Wednesday, October 20, 2010
The Financial Stability Board (FSB) reported from their meeting in Seoul on October 20 ahead of the G20 Summit in Seoul and endorsed principles for reducing reliance on credit rating agency (CRA) ratings as follows:
“The goal of the principles is to reduce the cliff effects from CRA ratings that can amplify procyclicality and cause systemic disruption. The principles call on authorities to do this through:
Removing or replacing references to CRA ratings in laws and regulations, wherever possible, with suitable alternative standards of creditworthiness assessment;
Expecting that banks, market participants and institutional investors make their own credit assessments, and not rely solely or mechanistically on CRA ratings.”
Since FSB does not even mention the risk-weights we can only assume FSB feels that all what went wrong was the excessive reliance on the credit ratings. They have no clue. What went really wrong was the way the regulators arbitrarily assigned to the different credit ratings the different risk-weights which determined the capital requirements for banks… like the 20% risk-weight for any lending to private entities rated triple-A or 0% risk weight on any lending to sovereigns rated triple-A.
In other words the FSB is unable or unwilling to understand that the credit rating agencies could have been totally wrong and yet they would never have produces the damage they did with their faulty ratings, had they not been so incredible endorsed by the bank regulators.
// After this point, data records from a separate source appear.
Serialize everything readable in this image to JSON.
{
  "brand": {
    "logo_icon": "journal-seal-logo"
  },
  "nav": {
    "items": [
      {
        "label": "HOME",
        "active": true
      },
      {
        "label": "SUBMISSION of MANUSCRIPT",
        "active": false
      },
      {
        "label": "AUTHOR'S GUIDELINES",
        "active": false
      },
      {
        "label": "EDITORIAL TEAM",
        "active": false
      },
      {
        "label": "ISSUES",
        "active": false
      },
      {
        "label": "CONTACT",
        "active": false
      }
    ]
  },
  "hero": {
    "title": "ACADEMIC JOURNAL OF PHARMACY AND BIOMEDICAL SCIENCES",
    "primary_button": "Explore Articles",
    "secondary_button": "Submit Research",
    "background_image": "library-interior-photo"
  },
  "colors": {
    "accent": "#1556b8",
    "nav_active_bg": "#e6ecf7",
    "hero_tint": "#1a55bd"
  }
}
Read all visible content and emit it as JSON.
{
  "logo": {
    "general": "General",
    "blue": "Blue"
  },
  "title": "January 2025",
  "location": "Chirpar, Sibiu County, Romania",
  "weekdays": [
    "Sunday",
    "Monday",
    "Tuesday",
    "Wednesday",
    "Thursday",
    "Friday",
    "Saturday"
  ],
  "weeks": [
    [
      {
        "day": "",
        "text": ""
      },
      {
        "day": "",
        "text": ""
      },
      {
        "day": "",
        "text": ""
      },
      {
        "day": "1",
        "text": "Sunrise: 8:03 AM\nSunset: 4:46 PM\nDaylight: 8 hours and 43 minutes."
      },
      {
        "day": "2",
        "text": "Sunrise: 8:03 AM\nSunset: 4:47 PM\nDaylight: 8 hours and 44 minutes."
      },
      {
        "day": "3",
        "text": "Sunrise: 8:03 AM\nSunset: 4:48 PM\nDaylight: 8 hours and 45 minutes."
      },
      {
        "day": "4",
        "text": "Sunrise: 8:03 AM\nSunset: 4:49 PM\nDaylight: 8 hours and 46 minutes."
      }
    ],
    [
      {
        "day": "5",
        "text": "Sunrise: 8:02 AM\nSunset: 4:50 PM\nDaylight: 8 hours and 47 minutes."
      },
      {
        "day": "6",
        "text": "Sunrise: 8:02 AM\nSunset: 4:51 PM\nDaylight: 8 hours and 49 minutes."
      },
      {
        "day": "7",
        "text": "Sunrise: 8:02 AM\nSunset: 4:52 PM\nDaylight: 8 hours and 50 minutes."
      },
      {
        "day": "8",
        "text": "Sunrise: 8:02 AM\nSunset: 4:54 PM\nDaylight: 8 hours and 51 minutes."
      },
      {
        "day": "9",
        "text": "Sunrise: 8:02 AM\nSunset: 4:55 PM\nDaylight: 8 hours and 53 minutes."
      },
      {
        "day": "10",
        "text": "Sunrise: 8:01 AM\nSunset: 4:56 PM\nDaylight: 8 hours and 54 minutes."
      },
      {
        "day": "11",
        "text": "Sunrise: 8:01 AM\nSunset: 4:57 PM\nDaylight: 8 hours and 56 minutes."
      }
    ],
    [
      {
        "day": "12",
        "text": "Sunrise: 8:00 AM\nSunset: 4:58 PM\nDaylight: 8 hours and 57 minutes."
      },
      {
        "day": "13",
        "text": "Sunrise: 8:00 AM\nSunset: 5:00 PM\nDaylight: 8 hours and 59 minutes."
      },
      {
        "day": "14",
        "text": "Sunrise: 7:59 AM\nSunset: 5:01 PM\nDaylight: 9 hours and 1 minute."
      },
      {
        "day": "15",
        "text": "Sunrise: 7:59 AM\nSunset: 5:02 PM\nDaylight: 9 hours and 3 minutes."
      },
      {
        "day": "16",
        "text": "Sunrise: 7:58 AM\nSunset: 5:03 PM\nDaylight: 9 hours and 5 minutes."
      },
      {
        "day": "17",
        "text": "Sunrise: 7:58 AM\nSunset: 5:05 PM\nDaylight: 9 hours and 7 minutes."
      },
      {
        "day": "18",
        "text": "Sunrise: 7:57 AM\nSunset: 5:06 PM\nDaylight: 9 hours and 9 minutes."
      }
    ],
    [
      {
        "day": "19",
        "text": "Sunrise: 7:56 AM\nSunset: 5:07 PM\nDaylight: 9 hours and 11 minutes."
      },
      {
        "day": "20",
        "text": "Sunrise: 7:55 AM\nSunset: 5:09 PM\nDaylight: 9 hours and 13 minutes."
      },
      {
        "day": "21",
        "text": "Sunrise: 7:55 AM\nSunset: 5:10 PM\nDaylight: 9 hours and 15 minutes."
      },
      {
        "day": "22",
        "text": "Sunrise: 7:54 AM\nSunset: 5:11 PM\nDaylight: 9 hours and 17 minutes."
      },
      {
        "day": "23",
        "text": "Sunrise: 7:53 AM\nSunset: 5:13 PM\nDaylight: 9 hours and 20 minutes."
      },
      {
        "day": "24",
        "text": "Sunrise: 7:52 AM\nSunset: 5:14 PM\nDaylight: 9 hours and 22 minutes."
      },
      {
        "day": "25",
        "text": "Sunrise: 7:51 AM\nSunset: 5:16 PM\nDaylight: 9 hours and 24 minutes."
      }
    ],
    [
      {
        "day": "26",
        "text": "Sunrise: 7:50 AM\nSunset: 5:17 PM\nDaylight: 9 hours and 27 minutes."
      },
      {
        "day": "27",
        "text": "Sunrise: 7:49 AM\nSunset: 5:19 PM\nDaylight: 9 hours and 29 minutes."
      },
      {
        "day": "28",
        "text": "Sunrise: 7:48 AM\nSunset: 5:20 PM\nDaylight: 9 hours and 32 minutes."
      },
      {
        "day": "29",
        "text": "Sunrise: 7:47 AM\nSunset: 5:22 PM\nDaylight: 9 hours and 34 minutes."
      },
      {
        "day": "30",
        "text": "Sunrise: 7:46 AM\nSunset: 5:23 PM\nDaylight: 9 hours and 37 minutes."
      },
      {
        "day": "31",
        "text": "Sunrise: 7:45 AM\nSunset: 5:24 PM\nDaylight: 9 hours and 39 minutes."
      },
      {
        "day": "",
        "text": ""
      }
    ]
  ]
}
And neither does FSB understand that their regulatory favors to what is perceived as having a low risk of default, amounts only to an odious discrimination of what is perceived as having a higher risk of default, and all for no real purpose at all, since we all know that what is perceived as risky does never carry the potential to turn into a systemic danger.
And so friends what are we to do with the thick-as-a-brick Financial Stability Board?